U.S. President Donald Trump is about to declare victory over Daesh. He said on Wednesday that he expected a formal announcement next week. Trump wants to withdraw American forces from Syria immediately after reclaiming all of the territories under Daesh control and from Afghanistan gradually. In an attempt to address the concerns of his critics, the U.S. president pledges to return to Syria if the terrorists get back on their feet and to monitor Iran from Iraq and stop it from building nuclear weapons.
The United States withdrawal is in line with Trump's campaign promises. It also reflects America's loss of appetite for war since the Barack Obama years. The U.S. president will certainly try to use his "victory" over Daesh and decision to bring his troops home as fuel for his re-election campaign. In other words, there is no reason to doubt that Trump is serious about leaving Syria. In Washington, where I participated in a panel discussion on Turkey-U.S. relations at the Foundation for Political, Economic and Social Research (SETA), I heard that same argument from several contacts. Others pointed out that Washington could even leave Iraq within the next couple of years.
There are two obvious problems with the U.S. withdrawal from the conflict zones. First, the Trump administration has a chaotic approach to foreign policy decision-making.

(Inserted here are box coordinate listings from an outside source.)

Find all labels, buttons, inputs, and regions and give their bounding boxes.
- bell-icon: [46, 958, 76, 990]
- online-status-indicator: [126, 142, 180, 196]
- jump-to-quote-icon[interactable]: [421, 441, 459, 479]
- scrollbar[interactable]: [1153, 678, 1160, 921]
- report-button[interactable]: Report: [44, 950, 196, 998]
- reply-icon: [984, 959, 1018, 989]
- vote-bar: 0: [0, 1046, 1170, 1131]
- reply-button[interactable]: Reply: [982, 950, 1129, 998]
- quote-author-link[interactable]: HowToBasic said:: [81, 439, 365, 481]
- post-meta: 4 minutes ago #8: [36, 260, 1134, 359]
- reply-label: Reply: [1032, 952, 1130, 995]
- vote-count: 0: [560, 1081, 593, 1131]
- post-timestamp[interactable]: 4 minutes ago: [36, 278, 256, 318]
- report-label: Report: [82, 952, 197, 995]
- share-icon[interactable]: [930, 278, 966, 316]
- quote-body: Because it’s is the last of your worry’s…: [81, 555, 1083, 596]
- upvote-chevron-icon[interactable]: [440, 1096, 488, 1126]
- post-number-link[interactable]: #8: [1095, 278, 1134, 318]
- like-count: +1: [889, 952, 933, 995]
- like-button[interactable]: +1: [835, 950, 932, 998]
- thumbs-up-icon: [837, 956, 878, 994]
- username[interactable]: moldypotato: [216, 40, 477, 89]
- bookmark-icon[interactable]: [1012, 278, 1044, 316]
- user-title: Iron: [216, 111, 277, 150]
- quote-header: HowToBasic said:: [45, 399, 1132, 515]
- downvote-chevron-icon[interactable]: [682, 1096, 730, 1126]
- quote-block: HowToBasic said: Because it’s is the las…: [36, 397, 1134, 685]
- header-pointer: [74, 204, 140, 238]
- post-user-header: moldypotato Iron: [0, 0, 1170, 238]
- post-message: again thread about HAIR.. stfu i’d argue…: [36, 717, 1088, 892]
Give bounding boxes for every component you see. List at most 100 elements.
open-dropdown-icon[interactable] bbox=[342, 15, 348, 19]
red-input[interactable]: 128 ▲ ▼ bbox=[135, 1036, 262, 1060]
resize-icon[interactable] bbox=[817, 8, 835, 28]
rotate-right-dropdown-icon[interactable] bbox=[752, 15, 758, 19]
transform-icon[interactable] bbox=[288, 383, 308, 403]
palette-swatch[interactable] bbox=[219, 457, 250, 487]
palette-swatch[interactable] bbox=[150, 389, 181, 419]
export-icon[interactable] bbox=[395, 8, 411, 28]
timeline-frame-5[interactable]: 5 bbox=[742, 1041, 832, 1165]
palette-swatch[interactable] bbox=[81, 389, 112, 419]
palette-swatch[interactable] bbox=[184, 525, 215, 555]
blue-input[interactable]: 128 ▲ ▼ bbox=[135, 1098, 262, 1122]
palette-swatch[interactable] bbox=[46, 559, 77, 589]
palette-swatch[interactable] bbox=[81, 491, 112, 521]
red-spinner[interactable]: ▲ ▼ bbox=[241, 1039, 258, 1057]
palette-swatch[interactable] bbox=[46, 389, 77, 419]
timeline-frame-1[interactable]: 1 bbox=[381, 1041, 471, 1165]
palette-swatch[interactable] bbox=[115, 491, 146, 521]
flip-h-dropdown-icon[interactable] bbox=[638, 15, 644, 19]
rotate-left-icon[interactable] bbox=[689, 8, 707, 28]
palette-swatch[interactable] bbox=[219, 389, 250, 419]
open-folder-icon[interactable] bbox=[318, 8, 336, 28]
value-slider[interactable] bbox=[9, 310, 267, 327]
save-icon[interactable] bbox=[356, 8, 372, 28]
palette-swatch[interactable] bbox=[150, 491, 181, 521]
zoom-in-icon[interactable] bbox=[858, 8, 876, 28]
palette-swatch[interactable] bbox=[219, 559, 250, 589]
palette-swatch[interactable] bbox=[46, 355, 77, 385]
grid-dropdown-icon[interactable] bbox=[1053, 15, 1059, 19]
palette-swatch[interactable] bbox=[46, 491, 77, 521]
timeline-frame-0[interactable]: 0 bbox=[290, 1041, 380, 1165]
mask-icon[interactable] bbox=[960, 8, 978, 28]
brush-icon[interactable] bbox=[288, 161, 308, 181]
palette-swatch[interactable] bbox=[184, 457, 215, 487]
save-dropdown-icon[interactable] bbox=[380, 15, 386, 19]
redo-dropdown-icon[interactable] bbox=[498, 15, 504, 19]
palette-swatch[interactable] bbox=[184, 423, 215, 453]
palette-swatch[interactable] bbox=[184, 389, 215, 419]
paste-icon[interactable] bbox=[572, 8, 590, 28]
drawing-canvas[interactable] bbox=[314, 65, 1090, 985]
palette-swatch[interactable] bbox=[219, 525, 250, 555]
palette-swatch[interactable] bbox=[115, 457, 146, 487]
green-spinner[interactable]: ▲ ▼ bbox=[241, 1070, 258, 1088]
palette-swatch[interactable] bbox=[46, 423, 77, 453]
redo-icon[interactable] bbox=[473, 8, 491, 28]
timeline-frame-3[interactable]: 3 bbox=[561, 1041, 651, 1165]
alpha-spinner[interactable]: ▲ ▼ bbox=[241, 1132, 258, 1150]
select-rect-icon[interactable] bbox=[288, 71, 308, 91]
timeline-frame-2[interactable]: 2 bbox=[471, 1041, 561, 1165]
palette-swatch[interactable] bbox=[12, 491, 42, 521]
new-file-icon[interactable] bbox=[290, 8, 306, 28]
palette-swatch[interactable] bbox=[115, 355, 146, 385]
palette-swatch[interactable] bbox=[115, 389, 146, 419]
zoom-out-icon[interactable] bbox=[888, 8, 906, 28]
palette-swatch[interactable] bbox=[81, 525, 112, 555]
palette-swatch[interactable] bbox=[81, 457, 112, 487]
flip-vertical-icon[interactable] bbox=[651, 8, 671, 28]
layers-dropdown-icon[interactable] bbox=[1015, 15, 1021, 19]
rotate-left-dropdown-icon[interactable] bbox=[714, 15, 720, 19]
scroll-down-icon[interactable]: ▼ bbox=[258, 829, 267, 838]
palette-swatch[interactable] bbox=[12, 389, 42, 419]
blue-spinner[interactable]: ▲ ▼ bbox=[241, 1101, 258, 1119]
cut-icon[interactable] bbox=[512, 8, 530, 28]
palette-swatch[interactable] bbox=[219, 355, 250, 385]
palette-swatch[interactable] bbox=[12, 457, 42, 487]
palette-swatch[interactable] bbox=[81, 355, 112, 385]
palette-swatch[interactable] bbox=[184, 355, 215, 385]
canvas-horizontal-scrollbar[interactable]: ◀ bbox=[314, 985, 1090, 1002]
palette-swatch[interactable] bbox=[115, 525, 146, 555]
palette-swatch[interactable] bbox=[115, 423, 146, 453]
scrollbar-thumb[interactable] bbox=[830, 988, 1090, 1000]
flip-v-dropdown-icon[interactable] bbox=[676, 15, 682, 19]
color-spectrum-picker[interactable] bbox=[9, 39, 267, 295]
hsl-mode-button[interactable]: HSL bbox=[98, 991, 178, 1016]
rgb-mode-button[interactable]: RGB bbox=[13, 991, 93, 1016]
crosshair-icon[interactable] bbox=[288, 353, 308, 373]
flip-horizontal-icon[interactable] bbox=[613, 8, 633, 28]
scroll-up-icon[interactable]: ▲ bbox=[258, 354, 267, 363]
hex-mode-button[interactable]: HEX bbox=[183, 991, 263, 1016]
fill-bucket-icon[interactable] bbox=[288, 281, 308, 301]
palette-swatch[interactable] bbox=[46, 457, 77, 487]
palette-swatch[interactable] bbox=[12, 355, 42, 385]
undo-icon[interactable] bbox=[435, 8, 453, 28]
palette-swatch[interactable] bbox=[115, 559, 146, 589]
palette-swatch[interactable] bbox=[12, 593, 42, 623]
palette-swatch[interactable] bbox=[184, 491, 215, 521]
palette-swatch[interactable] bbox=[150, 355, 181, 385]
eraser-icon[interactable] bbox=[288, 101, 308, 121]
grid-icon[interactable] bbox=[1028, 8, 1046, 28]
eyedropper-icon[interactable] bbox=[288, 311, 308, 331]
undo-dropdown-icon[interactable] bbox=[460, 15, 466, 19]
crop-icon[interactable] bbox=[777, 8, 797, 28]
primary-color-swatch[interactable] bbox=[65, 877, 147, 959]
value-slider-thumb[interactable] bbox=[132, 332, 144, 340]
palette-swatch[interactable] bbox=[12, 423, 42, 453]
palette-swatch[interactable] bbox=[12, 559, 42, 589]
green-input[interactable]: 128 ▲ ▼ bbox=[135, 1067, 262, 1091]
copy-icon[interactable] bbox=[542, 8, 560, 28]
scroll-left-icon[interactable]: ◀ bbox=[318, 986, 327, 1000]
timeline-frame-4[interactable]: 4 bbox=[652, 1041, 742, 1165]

The policy process has been all over the place under Trump, who has been unable to fill key positions at the Pentagon – which has to oversee the withdrawal. At the same time, where the National Security Council and the State Department fit into the process remains ambiguous.
Perhaps more significantly, it would seem that the White House did not take into consideration the potential side effects of the American withdrawal before unveiling the plans. The world cannot reasonably expect that the U.S. will start paying attention to the impact of its imminent retreat from Syria, Iraq and Afghanistan. Washington does not seem to care how those steps will affect various parts of the world and its allies. That Americans have been trying to protect the PKK Syrian affiliate People's Protection Units (YPG) from Turkey against the withdrawal's backdrop attests to that fact.
It is unlikely that Trump will keep the promises that he made when he signed off on the United States withdrawal. Obviously, he could strike Syrian targets again in case of a Daesh resurgence. Yet, the idea of keeping an eye on Iran from Iraq seems vague and reminiscent of the 12-step plan to contain Iran the administration unveiled earlier. Trump has clearly called off the plan to contain Iran's influence in Syria, and he is unlikely to accomplish that goal in Iraq. The Iraqi government has already spoken against Trump's containment policy and Iranian-backed Shiite militias have started issuing threats against Washington; yet, we cannot rule out the possibility that the U.S. will ignore those warnings and deploy more troops in Iraq.
Washington, which would rather focus on China and the Asia-Pacific region, thinks that it spent too much money on Middle Eastern adventures – which means the U.S. won't contain Iran per the Israeli and Gulf request. Instead, Washington hopes to cripple Iran's economy with sanctions to renegotiate the nuclear deal.
In the end, the glorious "orb" picture served absolutely no other purpose than channeling Gulf money to U.S. defense contractors. Even if Washington does not stop protecting the Gulf from Iran, its withdrawal from Syria, Afghanistan and Iraq could fuel fierce competition among regional powers. Turkey and Iran will be the heavyweights in that arena.
Gulf states, which try to harm Turkey by sanctioning covert operations against it, must wake up to the looming threat of Iranian expansionism without further delay. They will need Turkey's help to counterbalance Tehran in the Middle East.